Rob Rob - 4 months ago 12
Python Question

python unicode errors convert to printed values

If I have some unicode like this:

'\x00B\x007\x003\x007\x00-\x002\x00,\x001\x00P\x00W\x000\x000\x009\x00,\x00N\x00O\x00N\x00E\x00,\x00C\x00,\x005\x00,\x00J\x00,\x00J\x00,\x002\x009\x00,\x00G\x00A\x00R\x00Y\x00,\x00 \x00W\x00I\x00L\x00L\x00I\x00A\x00M\x00S\x00,\x00 \x00P\x00A\x00R\x00E\x00N\x00T\x00I\x00,\x00 \x00F\x00I\x00N\x00N\x00E\x00Y\x00 \x00&\x00 \x00L\x00E\x00W\x00I\x00S\x00,\x00U\x00S\x00,\x001\x00\r\x00'


and it's read in from a csv in string format, but I'd like to convert it to a human readable form. It works when I print it, but I can't seem to figure out the approach command to make save it to a variable in human readable form. What is the best approach?

Answer

You don't have Unicode. Not yet. You have a series of bytes, and those bytes use the UTF-16 encoding. You need to decode those bytes first:

data.decode('utf-16-be')

Printing it works only because your console ignores most of the big-endian pair of each UTF-16 codeunit.

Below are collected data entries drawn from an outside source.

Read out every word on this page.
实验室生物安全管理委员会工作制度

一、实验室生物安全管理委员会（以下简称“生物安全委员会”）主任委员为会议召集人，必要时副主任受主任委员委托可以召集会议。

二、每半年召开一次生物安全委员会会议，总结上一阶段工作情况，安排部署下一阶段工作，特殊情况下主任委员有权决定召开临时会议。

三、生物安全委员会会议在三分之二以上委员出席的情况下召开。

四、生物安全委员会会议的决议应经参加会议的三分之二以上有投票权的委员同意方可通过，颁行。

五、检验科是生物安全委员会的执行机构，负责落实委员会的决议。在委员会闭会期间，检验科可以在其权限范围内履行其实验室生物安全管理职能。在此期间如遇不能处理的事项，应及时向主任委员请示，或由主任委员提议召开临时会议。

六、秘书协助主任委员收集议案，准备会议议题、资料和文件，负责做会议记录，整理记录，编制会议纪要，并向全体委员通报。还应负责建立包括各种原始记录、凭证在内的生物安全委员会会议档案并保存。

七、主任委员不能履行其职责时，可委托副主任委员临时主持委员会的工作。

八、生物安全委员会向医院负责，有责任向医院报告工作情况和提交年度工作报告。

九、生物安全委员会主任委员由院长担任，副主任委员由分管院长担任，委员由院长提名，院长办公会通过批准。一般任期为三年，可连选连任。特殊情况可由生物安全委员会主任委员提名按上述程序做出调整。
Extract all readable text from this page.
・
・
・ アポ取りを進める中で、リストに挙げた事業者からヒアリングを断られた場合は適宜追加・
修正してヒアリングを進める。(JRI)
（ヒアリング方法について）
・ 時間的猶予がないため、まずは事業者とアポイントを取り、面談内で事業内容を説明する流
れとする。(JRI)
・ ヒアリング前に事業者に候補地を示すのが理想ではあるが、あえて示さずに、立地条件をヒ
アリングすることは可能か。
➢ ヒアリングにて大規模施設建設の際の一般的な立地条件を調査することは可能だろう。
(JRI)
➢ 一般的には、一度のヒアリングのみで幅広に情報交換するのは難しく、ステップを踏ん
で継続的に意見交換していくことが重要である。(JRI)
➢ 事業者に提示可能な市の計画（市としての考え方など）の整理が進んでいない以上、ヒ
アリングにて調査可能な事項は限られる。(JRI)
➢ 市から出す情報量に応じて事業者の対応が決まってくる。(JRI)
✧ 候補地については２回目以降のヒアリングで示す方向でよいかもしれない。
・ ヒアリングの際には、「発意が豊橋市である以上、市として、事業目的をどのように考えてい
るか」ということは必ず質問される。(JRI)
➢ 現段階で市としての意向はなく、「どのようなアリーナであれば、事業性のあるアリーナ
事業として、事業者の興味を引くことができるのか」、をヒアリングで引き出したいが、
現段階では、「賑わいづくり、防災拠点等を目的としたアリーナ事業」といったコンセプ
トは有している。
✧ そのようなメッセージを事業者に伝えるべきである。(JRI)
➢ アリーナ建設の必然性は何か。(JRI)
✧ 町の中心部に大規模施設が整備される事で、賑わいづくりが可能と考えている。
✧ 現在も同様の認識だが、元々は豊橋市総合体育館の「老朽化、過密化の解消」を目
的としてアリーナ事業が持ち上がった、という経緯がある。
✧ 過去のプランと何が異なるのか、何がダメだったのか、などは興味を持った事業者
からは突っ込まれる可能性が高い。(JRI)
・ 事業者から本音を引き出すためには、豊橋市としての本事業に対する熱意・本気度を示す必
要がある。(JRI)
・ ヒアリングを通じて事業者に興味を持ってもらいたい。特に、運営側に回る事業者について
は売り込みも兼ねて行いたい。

Your data is missing a Byte order mark, so I had use the utf-16-be, or big endian variant of UTF-16, on the assumption that you cut the data at the right byte. It could also be little endian if you didn't.

As it is I had to remove the last \x00 null byte to make it decode; you pasted an odd, rather than an even number of bytes, as you cut one UTF-16 code unit (each 2 bytes) in half:

>>> s = '\x00B\x007\x003\x007\x00-\x002\x00,\x001\x00P\x00W\x000\x000\x009\x00,\x00N\x00O\x00N\x00E\x00,\x00C\x00,\x005\x00,\x00J\x00,\x00J\x00,\x002\x009\x00,\x00G\x00A\x00R\x00Y\x00,\x00 \x00W\x00I\x00L\x00L\x00I\x00A\x00M\x00S\x00,\x00 \x00P\x00A\x00R\x00E\x00N\x00T\x00I\x00,\x00 \x00F\x00I\x00N\x00N\x00E\x00Y\x00 \x00&\x00 \x00L\x00E\x00W\x00I\x00S\x00,\x00U\x00S\x00,\x001\x00\r\x00'
>>> s[:-1].decode('utf-16-be')
u'B737-2,1PW009,NONE,C,5,J,J,29,GARY, WILLIAMS, PARENTI, FINNEY & LEWIS,US,1\r'

The file you read this from probably contains the BOM as the first two bytes. If so, just tell whatever you use to read this data to use utf-16 as the codec, and it'll figure out the right variant from those first bytes.

If you are using Python 2 you'd want to study the Examples section of the csv module for code that can re-code your data in a form suitable for that module; if you include the UnicodeReader from that section you'd use it like this:

with open(yourdatafile) as inputfile:
    reader = UnicodeReader(inputfile, encoding='utf-16')
    for row in reader:
        # row is now a list with unicode strings

Demo:

>>> from StringIO import StringIO
>>> import codecs
>>> f = StringIO(codecs.BOM_UTF16_BE + s[:-1])
>>> r = UnicodeReader(f, encoding='utf-16')
>>> next(r)
[u'B737-2', u'1PW009', u'NONE', u'C', u'5', u'J', u'J', u'29', u'GARY', u' WILLIAMS', u' PARENTI', u' FINNEY & LEWIS', u'US', u'1']

If you are using Python 3, simply set the encoding parameter to the open() function to utf-16 and use the csv module as-is.